A postage stamp commemorating the First Triennale, a global event for contemporary art held in New Delhi, issued by the Government of India, March 31, 1968
Requiring complex programming in New Delhi and New York City as well as considerable diplomatic backing in its realization, such culture projects as New Delhi’s First Triennale (1968) sought to place India on an expanding world stage of large-scale exhibitions. The Triennale was organized by India’s National Academy of Art, the Lalit Kala Akademi, and featured more than 600 works from 31 countries. This little-discussed Triennale’s format and creation sheds light on the complex aspirations of Indian arts advocates keen on the advancement of the nation through arts, and the tensions inherent to such a project. For while the Lalit Kala Akademi promoted modern arts as a means of advocating for the cultural self-determination of people long under colonial rule, some of its artists patently rejected statist projects to appropriate modern art for the symbolic field of the nation. Decolonization remained in view for such mystical abstractionists as Jagdish Swaminathan (1928–1994), but the perception of decolonization by the 1960s extended well beyond the nationalisms of the early postindependence years. The case studies consider the frictions between varying levels of hegemonic ideologies and counter-hegemonic claims made through modern art in exhibitions in and between both countries. To demystify the mobilization of the nation through internationalist discourses of modern art, or the failure to do so, one must consider the sentiments set to work in planning the nation.
Another case study, a large-scale exhibition organized by New York’s Museum of Modern Art and intended for India, Two Decades of American Painting (1967), centers scale as a point of entry into a social history of modernism and its exhibitions. Eliciting controversy, the transportation of the large-scale minimalist and abstract expressionist works in Two Decades required the physical alteration of railcars as well as the use of cargo planes, cranes, trucks, behemoth crates, and the labor of a veritable army of workers. Critically, this exhibition centered the laborers of art—handlers, craters, and others who are largely overlooked by art-historical scholarship despite the key roles they play in enabling art’s presence in exhibition sites.

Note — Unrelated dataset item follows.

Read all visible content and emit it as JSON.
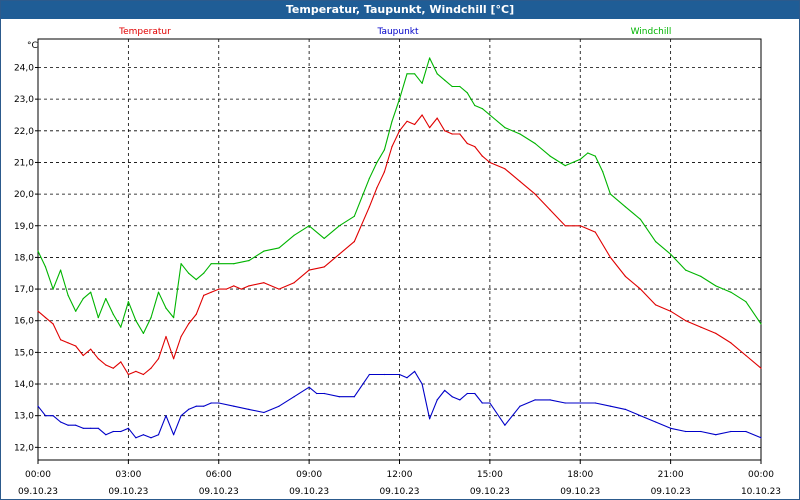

Received as a physical imposition by members of its Indian audience, the scale of the works elicited a critical reception that sheds light on the connected histories of labor, material, and form in the movement of arts and ideas across borders.
As a visiting senior fellow, I looked through selected exhibitions’ art insurance paperwork, art handling and damage reports, curatorial files, diplomatic files, exhibition catalogs, and a range of other curatorial, museological, and bureaucratic documents held at the National Gallery of Art, Smithsonian Institution, and Library of Congress.
University of Hartford
Leonard A. Lauder Visiting Senior Fellow, May–June 2024
Rashmi Viswanathan returns to her position as assistant professor of modern and contemporary art at the University of Hartford.